PlanetScale sizes the buffer to absorb a typical Kafka blip (seconds to low minutes) without eating meaningful VTGate memory.
Composition: drops under failure are visible¶
If the hot path drops telemetry when the buffer is full, that drop is itself an observable event: the number of dropped telemetry records should be a metric (ironically, emitted to Prometheus or a second-path). This closes the loop: operators can see when Kafka was unavailable long enough for the buffer to fill, even if the individual dropped telemetry records are gone.
Contrast: sync publish¶
The synchronous alternative — producers write records to Kafka directly on the hot path and wait for ack — has all three failure modes: adds RTT overhead per query, makes the observed system unavailable during Kafka outages, and provides no transient-outage absorption.

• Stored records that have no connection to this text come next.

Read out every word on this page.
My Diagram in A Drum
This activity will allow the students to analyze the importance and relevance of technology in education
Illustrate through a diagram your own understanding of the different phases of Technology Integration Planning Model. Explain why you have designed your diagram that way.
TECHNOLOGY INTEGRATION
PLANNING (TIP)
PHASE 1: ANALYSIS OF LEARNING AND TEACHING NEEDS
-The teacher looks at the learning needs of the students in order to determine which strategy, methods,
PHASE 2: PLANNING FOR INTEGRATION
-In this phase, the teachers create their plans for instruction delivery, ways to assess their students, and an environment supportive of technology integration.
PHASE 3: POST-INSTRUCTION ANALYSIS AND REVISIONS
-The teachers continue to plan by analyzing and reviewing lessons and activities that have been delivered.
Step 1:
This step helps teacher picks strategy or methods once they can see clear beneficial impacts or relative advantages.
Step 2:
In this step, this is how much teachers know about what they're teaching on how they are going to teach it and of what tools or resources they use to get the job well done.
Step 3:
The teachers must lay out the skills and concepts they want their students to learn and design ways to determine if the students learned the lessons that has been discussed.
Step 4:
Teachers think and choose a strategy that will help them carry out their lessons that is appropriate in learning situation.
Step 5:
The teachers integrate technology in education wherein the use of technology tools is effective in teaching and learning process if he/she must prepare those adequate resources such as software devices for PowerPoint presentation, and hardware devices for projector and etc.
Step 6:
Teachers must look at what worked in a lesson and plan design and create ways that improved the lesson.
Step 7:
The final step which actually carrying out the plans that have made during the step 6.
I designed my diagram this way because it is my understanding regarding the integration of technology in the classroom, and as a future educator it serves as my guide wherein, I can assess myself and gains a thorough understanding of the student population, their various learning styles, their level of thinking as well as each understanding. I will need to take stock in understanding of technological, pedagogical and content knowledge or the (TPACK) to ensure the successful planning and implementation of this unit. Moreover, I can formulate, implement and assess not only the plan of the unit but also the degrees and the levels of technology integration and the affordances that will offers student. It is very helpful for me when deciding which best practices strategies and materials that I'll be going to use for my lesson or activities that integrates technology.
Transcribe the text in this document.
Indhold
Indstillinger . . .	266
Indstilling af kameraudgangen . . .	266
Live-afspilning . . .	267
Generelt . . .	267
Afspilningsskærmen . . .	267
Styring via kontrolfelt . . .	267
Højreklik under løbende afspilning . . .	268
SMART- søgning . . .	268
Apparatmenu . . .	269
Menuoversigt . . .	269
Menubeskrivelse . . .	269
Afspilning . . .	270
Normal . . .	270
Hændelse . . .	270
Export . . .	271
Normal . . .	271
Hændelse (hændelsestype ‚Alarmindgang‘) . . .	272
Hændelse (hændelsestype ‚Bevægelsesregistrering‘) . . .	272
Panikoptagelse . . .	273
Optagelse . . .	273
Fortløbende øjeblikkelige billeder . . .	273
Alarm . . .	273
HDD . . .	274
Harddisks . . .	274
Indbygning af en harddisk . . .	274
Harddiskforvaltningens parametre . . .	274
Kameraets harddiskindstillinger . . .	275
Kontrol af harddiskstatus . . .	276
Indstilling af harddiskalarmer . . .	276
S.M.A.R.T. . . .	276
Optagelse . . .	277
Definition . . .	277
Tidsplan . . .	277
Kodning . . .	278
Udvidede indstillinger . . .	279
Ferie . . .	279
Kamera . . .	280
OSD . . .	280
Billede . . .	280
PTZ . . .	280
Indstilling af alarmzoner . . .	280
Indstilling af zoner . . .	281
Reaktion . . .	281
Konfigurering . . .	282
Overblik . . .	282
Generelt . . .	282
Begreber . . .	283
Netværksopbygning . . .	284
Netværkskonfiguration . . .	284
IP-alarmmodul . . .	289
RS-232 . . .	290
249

Async-plus-buffer is the canonical tradeoff for any observability-grade producer.
Seen in¶
- sources/2026-04-21-planetscale-storing-time-series-data-in-sharded-mysql-to-power-query-insights — canonical wiki disclosure. Hazen canonicalises VTGate's 5 MB per-instance async buffer as a primary design goal: "the instrumentation should never slow your database down or cause unavailability."